Narges longs for her life in Kabul where she diligently worked as an administrative assistant for one of the financial institutions that gave loans to farmers to help them improve their life conditions. In her free time, Narges taught English from American-based curricula, which helped her polish her pronunciation skills, as did whatever American movies she could find. Her dreams of joining the American university in Afghanistan were dashed due to having limited finances. But nonetheless, she saved that dream for later, hoping she could join one of the other renowned universities somewhere someday.

Narges spent her first week on an American base in Germany. Her consolation was helping other refugees. Her English skills came in handy in a way she herself wasn’t expecting.

“Those people spoke only Dari or Pashto and I was able to help interpret for the sick ones, for those who needed me. I felt happy for the first time since I left my home,” she recalls.

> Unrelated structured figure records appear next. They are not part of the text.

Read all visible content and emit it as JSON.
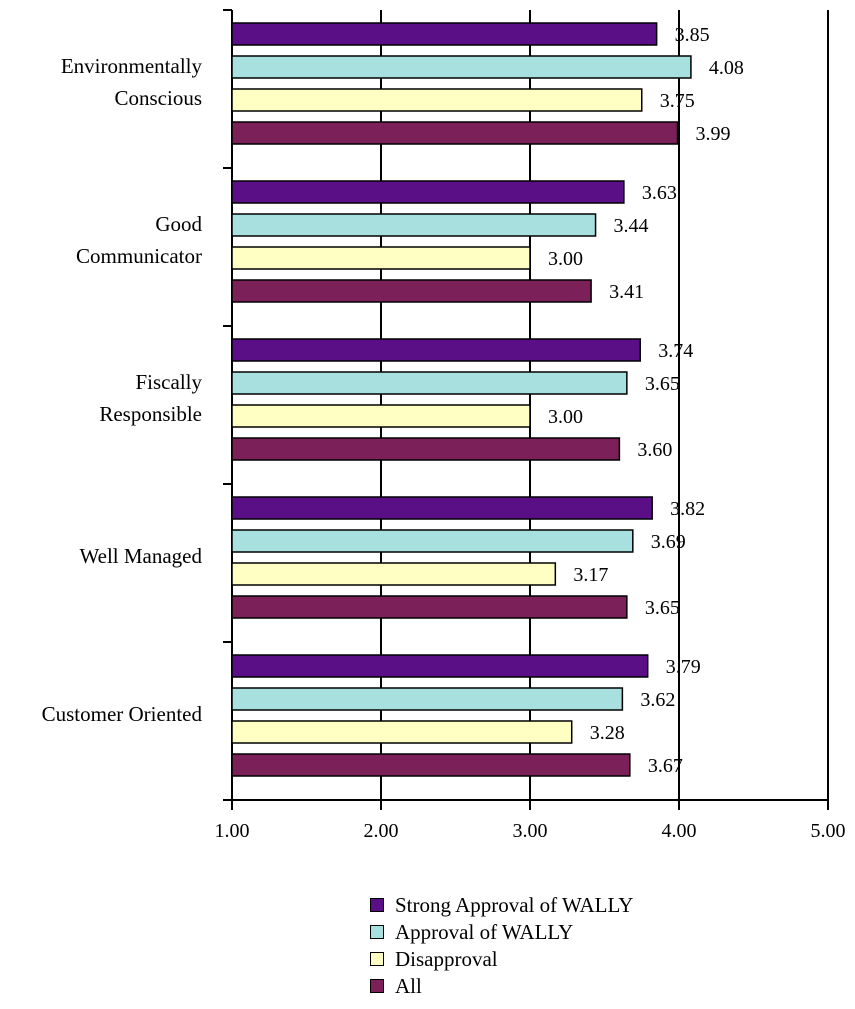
{
  "chart_data": {
    "type": "bar",
    "orientation": "horizontal",
    "categories": [
      [
        "Environmentally",
        "Conscious"
      ],
      [
        "Good",
        "Communicator"
      ],
      [
        "Fiscally",
        "Responsible"
      ],
      [
        "Well Managed"
      ],
      [
        "Customer Oriented"
      ]
    ],
    "series": [
      {
        "name": "Strong Approval of WALLY",
        "color": "#5b0f86",
        "values": [
          3.85,
          3.63,
          3.74,
          3.82,
          3.79
        ]
      },
      {
        "name": "Approval of WALLY",
        "color": "#a8e0e0",
        "values": [
          4.08,
          3.44,
          3.65,
          3.69,
          3.62
        ]
      },
      {
        "name": "Disapproval",
        "color": "#ffffc4",
        "values": [
          3.75,
          3.0,
          3.0,
          3.17,
          3.28
        ]
      },
      {
        "name": "All",
        "color": "#7b2058",
        "values": [
          3.99,
          3.41,
          3.6,
          3.65,
          3.67
        ]
      }
    ],
    "xlim": [
      1.0,
      5.0
    ],
    "xticks": [
      "1.00",
      "2.00",
      "3.00",
      "4.00",
      "5.00"
    ],
    "vertical_gridlines": true,
    "data_labels": true,
    "legend": "bottom-center",
    "title": "",
    "xlabel": "",
    "ylabel": ""
  }
}
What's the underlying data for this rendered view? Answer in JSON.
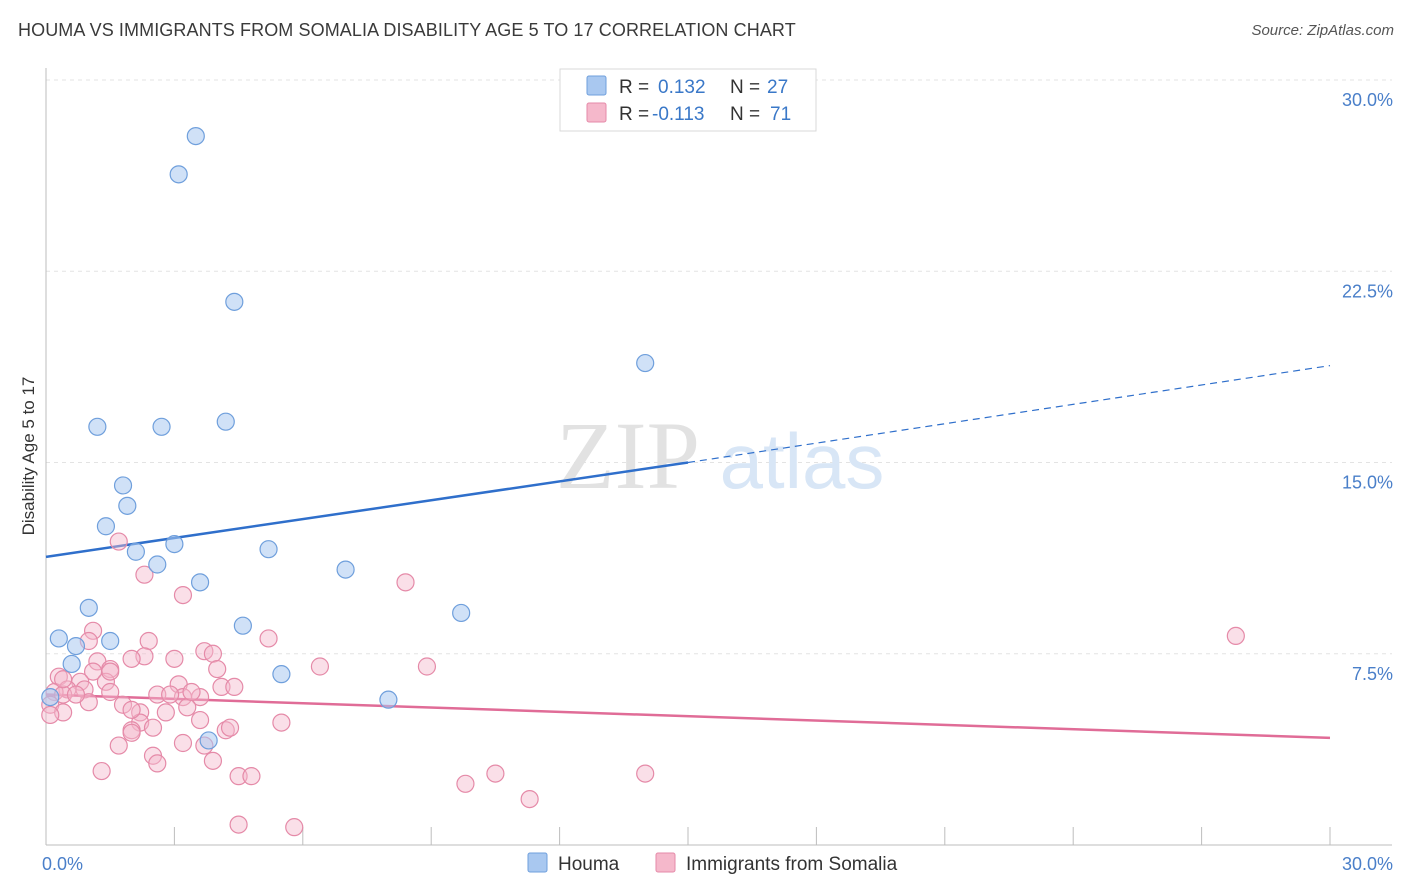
{
  "title": "HOUMA VS IMMIGRANTS FROM SOMALIA DISABILITY AGE 5 TO 17 CORRELATION CHART",
  "source": "Source: ZipAtlas.com",
  "watermark": {
    "zip": "ZIP",
    "atlas": "atlas"
  },
  "colors": {
    "houma_fill": "#a9c8f0",
    "houma_stroke": "#6f9fdc",
    "houma_line": "#2f6fcb",
    "somalia_fill": "#f5b8cb",
    "somalia_stroke": "#e58aa8",
    "somalia_line": "#e06c97",
    "tick_text": "#4a7fc9",
    "grid": "#e3e3e3"
  },
  "legend": {
    "rows": [
      {
        "r_label": "R =",
        "r_value": "0.132",
        "n_label": "N =",
        "n_value": "27"
      },
      {
        "r_label": "R =",
        "r_value": "-0.113",
        "n_label": "N =",
        "n_value": "71"
      }
    ]
  },
  "chart_data": {
    "type": "scatter",
    "title": "HOUMA VS IMMIGRANTS FROM SOMALIA DISABILITY AGE 5 TO 17 CORRELATION CHART",
    "xlabel": "",
    "ylabel": "Disability Age 5 to 17",
    "xlim": [
      0,
      30
    ],
    "ylim": [
      0,
      30
    ],
    "x_tick_labels": [
      "0.0%",
      "30.0%"
    ],
    "y_ticks": [
      7.5,
      15.0,
      22.5,
      30.0
    ],
    "y_tick_labels": [
      "7.5%",
      "15.0%",
      "22.5%",
      "30.0%"
    ],
    "grid": true,
    "legend_position": "top-center",
    "series": [
      {
        "name": "Houma",
        "r": 0.132,
        "n": 27,
        "trend": {
          "x0": 0,
          "y0": 11.3,
          "x1": 15,
          "y1": 15.0,
          "dash_x1": 30,
          "dash_y1": 18.8
        },
        "points": [
          [
            3.5,
            27.8
          ],
          [
            3.1,
            26.3
          ],
          [
            4.4,
            21.3
          ],
          [
            14.0,
            18.9
          ],
          [
            1.2,
            16.4
          ],
          [
            2.7,
            16.4
          ],
          [
            4.2,
            16.6
          ],
          [
            1.8,
            14.1
          ],
          [
            1.9,
            13.3
          ],
          [
            1.4,
            12.5
          ],
          [
            3.0,
            11.8
          ],
          [
            5.2,
            11.6
          ],
          [
            2.1,
            11.5
          ],
          [
            2.6,
            11.0
          ],
          [
            7.0,
            10.8
          ],
          [
            3.6,
            10.3
          ],
          [
            1.0,
            9.3
          ],
          [
            9.7,
            9.1
          ],
          [
            4.6,
            8.6
          ],
          [
            0.3,
            8.1
          ],
          [
            1.5,
            8.0
          ],
          [
            0.7,
            7.8
          ],
          [
            0.6,
            7.1
          ],
          [
            5.5,
            6.7
          ],
          [
            8.0,
            5.7
          ],
          [
            0.1,
            5.8
          ],
          [
            3.8,
            4.1
          ]
        ]
      },
      {
        "name": "Immigrants from Somalia",
        "r": -0.113,
        "n": 71,
        "trend": {
          "x0": 0,
          "y0": 5.9,
          "x1": 30,
          "y1": 4.2
        },
        "points": [
          [
            1.7,
            11.9
          ],
          [
            2.3,
            10.6
          ],
          [
            8.4,
            10.3
          ],
          [
            3.2,
            9.8
          ],
          [
            1.1,
            8.4
          ],
          [
            5.2,
            8.1
          ],
          [
            2.4,
            8.0
          ],
          [
            1.0,
            8.0
          ],
          [
            3.7,
            7.6
          ],
          [
            3.9,
            7.5
          ],
          [
            2.3,
            7.4
          ],
          [
            3.0,
            7.3
          ],
          [
            2.0,
            7.3
          ],
          [
            1.2,
            7.2
          ],
          [
            6.4,
            7.0
          ],
          [
            8.9,
            7.0
          ],
          [
            4.0,
            6.9
          ],
          [
            1.5,
            6.9
          ],
          [
            1.1,
            6.8
          ],
          [
            0.3,
            6.6
          ],
          [
            0.8,
            6.4
          ],
          [
            1.4,
            6.4
          ],
          [
            3.1,
            6.3
          ],
          [
            4.1,
            6.2
          ],
          [
            0.5,
            6.1
          ],
          [
            0.9,
            6.1
          ],
          [
            1.5,
            6.0
          ],
          [
            0.2,
            6.0
          ],
          [
            0.4,
            5.9
          ],
          [
            2.6,
            5.9
          ],
          [
            3.2,
            5.8
          ],
          [
            3.6,
            5.8
          ],
          [
            2.9,
            5.9
          ],
          [
            1.0,
            5.6
          ],
          [
            0.1,
            5.5
          ],
          [
            1.8,
            5.5
          ],
          [
            3.3,
            5.4
          ],
          [
            2.2,
            5.2
          ],
          [
            0.4,
            5.2
          ],
          [
            3.6,
            4.9
          ],
          [
            5.5,
            4.8
          ],
          [
            2.2,
            4.8
          ],
          [
            4.2,
            4.5
          ],
          [
            2.5,
            4.6
          ],
          [
            2.0,
            4.5
          ],
          [
            2.0,
            4.4
          ],
          [
            3.2,
            4.0
          ],
          [
            3.7,
            3.9
          ],
          [
            1.7,
            3.9
          ],
          [
            2.5,
            3.5
          ],
          [
            2.6,
            3.2
          ],
          [
            3.9,
            3.3
          ],
          [
            1.3,
            2.9
          ],
          [
            4.5,
            2.7
          ],
          [
            4.8,
            2.7
          ],
          [
            10.5,
            2.8
          ],
          [
            9.8,
            2.4
          ],
          [
            14.0,
            2.8
          ],
          [
            11.3,
            1.8
          ],
          [
            4.5,
            0.8
          ],
          [
            5.8,
            0.7
          ],
          [
            27.8,
            8.2
          ],
          [
            0.1,
            5.1
          ],
          [
            4.3,
            4.6
          ],
          [
            0.7,
            5.9
          ],
          [
            1.5,
            6.8
          ],
          [
            2.0,
            5.3
          ],
          [
            3.4,
            6.0
          ],
          [
            2.8,
            5.2
          ],
          [
            0.4,
            6.5
          ],
          [
            4.4,
            6.2
          ]
        ]
      }
    ]
  }
}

Inside the refugee camp, she made friends with other women, listened to their woes, and even encouraged some of them to stand up for their rights. When Narges and her friends saw that some women were being abused by their husbands or male relatives inside the camp, they would report that to the American side. “We educated women about their rights and told them that violence had to stop. Enough is enough.”

Today, Narges is preparing to study architecture in New York after receiving two full scholarships. She is spending her days before college on road trips traveling to different areas in the U.S. She says she is trying to retrieve her “sense of home.”

“I feel I have a good future ahead of me,” Narges excitedly says as she sits on one of the wooden benches outside her home in Haymarket, Virginia. She takes out a driver’s booklet and waits for her relative and other female friends to join. Today, the young women will study for the written driving test, their first step to getting an American driver’s license.